4. Binden Sie Ihren Kundenstamm langfristig.
Die vielfältigen Mobilitätsangebote im urbanen Raum geben Kunden die Möglichkeit, die Wahl ihres Verkehrsmittels situationsabhängig zu gestalten. Die Wechselkosten sind meist marginal, genauso wie das emotionale Involvement. Für Anbieter sind Loyalitätsprogramme deshalb ein wichtiges Mittel, um Kunden ans Unternehmen zu binden und ihren Share of Wallet (also ihren Anteil an den Gesamtausgaben des Kunden für Mobilitätsdienstleistungen) durch gezielte Anreize zu erhöhen. Bei Uber Rewards sammeln Kunden beispielsweise mit jeder Fahrt Punkte – je nach Mitgliedsstatus sind damit verschiedene Vorteile verbunden. So gelingt es, auch Gelegenheitsnutzer langfristig zu halten. Für Geschäftskunden haben sich insbesondere Programme als erfolgreich erwiesen, die Geschäftsfahrten mit privaten Vorteilen verbinden. Der Grund: Geschäftskunden sind häufig wenig preissensibel und gewichten Prämien, die sie persönlich in Anspruch nehmen können, sehr hoch.

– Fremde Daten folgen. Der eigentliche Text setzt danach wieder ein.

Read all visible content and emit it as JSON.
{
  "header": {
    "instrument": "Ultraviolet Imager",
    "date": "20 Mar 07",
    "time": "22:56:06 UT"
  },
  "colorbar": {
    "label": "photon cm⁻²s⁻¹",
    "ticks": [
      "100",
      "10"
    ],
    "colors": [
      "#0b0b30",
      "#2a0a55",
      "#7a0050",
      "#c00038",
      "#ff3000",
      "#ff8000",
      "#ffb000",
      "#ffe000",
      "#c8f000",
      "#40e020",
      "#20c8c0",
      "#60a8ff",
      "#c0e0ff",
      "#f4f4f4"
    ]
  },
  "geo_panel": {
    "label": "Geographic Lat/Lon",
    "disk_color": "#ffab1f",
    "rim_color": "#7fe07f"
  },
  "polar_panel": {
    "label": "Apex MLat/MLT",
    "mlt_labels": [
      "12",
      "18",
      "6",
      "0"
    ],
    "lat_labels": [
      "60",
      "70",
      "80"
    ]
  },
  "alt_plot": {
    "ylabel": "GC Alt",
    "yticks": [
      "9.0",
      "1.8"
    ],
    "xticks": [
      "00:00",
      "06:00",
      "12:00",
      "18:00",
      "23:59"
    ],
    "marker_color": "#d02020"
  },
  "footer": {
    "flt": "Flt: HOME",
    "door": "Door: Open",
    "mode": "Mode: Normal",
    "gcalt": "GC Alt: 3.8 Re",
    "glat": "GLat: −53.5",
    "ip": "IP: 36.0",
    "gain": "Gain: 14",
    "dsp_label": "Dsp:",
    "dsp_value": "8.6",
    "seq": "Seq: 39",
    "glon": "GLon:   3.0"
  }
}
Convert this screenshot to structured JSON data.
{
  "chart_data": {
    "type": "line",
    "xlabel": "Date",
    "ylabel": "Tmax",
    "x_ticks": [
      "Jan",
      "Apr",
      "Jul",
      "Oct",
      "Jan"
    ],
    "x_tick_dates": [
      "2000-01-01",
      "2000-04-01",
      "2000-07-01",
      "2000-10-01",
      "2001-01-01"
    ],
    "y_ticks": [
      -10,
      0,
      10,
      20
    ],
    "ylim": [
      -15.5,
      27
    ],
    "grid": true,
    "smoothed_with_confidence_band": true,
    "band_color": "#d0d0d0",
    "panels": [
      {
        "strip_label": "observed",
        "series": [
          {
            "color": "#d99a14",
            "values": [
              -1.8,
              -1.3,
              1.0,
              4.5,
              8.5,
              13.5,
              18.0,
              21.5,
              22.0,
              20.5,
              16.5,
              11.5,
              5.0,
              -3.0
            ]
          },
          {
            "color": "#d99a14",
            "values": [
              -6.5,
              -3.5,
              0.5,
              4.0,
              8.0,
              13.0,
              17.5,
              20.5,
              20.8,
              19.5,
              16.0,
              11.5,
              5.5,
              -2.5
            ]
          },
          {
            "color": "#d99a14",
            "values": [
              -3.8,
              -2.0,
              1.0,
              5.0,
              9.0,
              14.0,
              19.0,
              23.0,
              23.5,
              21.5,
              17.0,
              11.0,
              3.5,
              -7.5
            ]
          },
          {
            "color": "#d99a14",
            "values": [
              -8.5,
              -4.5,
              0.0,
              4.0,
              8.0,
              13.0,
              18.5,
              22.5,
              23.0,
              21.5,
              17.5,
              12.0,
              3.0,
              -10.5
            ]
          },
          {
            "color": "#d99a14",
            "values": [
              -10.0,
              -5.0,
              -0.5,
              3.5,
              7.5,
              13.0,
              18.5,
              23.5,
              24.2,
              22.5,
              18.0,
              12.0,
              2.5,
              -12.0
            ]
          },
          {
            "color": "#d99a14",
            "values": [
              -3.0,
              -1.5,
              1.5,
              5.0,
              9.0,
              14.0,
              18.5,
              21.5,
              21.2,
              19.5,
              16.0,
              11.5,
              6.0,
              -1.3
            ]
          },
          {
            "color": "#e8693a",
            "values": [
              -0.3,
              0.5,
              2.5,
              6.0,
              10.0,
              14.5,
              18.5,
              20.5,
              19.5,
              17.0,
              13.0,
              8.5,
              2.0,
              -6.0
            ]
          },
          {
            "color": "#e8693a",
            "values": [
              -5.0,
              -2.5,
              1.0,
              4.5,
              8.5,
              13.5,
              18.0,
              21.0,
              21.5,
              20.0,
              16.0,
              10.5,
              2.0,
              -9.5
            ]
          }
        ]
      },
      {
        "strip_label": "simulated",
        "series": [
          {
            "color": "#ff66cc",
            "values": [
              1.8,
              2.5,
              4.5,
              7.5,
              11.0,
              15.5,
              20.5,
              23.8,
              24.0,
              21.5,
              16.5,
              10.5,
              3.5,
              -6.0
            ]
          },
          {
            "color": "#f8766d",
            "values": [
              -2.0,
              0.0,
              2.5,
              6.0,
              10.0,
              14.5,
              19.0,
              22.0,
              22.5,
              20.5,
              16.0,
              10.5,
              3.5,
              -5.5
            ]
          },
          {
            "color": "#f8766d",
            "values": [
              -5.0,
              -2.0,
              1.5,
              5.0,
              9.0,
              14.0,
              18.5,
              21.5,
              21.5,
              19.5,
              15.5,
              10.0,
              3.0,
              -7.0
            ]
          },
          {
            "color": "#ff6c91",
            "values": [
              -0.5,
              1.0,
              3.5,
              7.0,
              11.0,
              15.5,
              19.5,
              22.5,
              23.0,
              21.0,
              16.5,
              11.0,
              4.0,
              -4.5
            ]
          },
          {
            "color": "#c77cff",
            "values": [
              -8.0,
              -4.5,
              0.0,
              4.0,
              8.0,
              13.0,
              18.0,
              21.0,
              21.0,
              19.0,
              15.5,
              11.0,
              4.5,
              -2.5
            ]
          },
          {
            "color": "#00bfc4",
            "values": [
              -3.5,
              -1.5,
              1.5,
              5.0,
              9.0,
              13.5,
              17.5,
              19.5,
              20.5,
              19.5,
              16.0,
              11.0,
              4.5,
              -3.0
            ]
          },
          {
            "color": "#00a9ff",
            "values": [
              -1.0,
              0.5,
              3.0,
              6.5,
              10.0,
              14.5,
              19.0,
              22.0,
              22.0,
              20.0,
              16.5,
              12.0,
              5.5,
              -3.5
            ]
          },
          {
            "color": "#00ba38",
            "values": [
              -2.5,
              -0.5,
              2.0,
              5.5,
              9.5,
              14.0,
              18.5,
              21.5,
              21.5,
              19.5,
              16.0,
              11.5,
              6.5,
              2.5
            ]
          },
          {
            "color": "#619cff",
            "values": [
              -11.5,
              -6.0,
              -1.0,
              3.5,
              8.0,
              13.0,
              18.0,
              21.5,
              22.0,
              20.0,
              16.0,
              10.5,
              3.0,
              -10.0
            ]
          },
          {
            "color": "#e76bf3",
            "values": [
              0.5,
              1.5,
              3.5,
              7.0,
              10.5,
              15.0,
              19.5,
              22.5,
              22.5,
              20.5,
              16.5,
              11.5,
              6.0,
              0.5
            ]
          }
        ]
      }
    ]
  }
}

Mobility-as-a-Service-Konzepte stehen noch am Anfang
Urbane Mobilitätslösungen sind weltweit ein Thema – der Vorstoß der swa trifft den Nerv der Zeit. Indem sie verschiedene Mobilitätsangebote vereinen, erfüllen sie das Bedürfnis nach einer flexiblen, situationsabhängigen Mobilität. Der Bedarf an innovativen Mobilitätskonzepten wird in den nächsten Jahren genauso steigen wie die Ansprüche der Kunden an die entsprechenden Lösungen. Damit Mobility-as-a-Service-Konzepte wie die Mobilitätsflatrate für alle Beteiligten zum Erfolg werden, sollten Anbieter ihren Kundenstamm sinnvoll segmentieren, ihr Angebot entsprechend strukturieren und die einzelnen Pakete voneinander abgrenzen, ihr Preismodell differenzieren und ihre Kunden mithilfe gezielter Anreize langfristig binden.